Housing Agencies Restore Some Vouchers Lost Due to Sequestration

An analysis by the Center on Budget and Policy Priorities (CBPP) and new data from HUD show that agencies restored 30,000 vouchers to low-income families over the past year. This amounts to approximately one-third of the 100,000 vouchers cut in the 16 months after sequestration took effect in March 2013.

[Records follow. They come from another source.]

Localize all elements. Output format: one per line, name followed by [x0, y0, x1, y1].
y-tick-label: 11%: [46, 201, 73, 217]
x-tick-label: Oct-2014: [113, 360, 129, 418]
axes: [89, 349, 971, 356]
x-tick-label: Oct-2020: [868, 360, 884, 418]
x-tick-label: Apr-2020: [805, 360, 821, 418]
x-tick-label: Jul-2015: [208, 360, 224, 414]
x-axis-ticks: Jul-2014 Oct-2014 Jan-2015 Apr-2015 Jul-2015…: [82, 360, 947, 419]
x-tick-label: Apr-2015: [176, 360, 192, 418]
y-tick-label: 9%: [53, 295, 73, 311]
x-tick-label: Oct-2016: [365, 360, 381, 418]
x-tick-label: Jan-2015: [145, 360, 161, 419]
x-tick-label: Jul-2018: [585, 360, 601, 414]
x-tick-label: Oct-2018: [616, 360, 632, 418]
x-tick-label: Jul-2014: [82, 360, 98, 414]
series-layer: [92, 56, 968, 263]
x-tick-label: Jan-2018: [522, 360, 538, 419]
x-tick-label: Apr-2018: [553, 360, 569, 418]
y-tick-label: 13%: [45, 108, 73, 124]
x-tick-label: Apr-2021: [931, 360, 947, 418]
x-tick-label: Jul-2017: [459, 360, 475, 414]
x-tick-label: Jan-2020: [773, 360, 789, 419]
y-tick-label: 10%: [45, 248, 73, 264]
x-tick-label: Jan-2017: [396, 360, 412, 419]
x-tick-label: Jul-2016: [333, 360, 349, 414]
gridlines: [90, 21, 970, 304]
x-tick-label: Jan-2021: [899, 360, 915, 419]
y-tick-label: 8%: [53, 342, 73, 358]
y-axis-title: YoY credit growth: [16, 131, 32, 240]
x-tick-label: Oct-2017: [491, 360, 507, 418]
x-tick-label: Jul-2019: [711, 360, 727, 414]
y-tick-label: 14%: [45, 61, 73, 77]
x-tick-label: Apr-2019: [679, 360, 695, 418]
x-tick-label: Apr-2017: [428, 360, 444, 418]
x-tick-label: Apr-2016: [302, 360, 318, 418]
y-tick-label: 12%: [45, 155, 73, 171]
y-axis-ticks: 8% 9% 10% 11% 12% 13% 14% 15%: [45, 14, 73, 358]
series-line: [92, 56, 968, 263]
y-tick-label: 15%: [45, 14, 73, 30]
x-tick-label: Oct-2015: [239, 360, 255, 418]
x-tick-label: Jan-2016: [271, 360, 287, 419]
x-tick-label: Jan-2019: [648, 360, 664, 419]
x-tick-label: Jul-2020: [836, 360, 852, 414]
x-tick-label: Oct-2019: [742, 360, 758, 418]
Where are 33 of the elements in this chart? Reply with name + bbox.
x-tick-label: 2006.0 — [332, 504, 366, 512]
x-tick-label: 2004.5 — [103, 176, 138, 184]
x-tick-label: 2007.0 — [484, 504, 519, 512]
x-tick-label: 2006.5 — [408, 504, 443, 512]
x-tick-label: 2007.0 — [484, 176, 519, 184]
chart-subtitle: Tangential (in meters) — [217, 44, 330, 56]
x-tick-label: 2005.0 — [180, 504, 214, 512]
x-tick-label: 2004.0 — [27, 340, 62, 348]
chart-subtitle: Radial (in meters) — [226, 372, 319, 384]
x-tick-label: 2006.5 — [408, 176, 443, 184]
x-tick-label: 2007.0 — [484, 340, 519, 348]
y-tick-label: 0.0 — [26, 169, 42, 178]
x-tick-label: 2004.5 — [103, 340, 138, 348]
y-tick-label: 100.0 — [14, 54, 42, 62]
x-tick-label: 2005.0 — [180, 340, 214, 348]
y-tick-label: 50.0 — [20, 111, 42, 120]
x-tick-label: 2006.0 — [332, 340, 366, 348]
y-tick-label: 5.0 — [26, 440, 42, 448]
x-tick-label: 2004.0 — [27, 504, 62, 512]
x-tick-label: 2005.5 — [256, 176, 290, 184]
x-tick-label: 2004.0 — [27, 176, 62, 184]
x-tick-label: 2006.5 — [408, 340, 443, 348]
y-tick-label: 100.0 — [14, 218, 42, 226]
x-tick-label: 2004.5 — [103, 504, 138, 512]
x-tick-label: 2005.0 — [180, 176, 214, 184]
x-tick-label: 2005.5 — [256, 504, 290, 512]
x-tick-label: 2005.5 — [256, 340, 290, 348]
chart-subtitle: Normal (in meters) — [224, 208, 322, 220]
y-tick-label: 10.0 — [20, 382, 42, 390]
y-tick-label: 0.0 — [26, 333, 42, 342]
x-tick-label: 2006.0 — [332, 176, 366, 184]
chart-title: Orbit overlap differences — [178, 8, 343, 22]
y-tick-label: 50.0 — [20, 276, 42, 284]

However, CBPP points out that this progress is modest and more work needs to be done. Only one in four households that qualify for federal rental assistance receives it, and housing costs are increasingly outpacing incomes, resulting in severely cost-burdened low-income renters. To restore the remaining vouchers cut by sequestration, CBPP recommends that HUD’s 2016 budget include:

  • Funding to renew all of the nearly 2.2 million vouchers that is likely be in use at the end of this year. This will require $18.05 billion in 2016, or $560 million above the 2015 funding level, according to CBPP estimates based on the new HUD data. While the House-passed Transportation-HUD funding bill meets this goal, the Senate Appropriations Committee’s bill doesn’t.
  • Sufficient funding to restore the remaining vouchers cut by sequestration. President Obama’s budget requested $512 million to restore an additional 67,000 vouchers, including 30,000 vouchers targeted to reduce homelessness among families with children and veterans, help victims of domestic violence who are forced to flee their homes, and prevent the separation of children from their families due to a lack of affordable housing. The Senate bill takes a step in this direction: It includes $75 million for 10,000 new vouchers for homeless veterans and $20 million for some 2,500 new “family unification” vouchers to help families with children and youth to stay together. The House bill includes no funding to restore vouchers.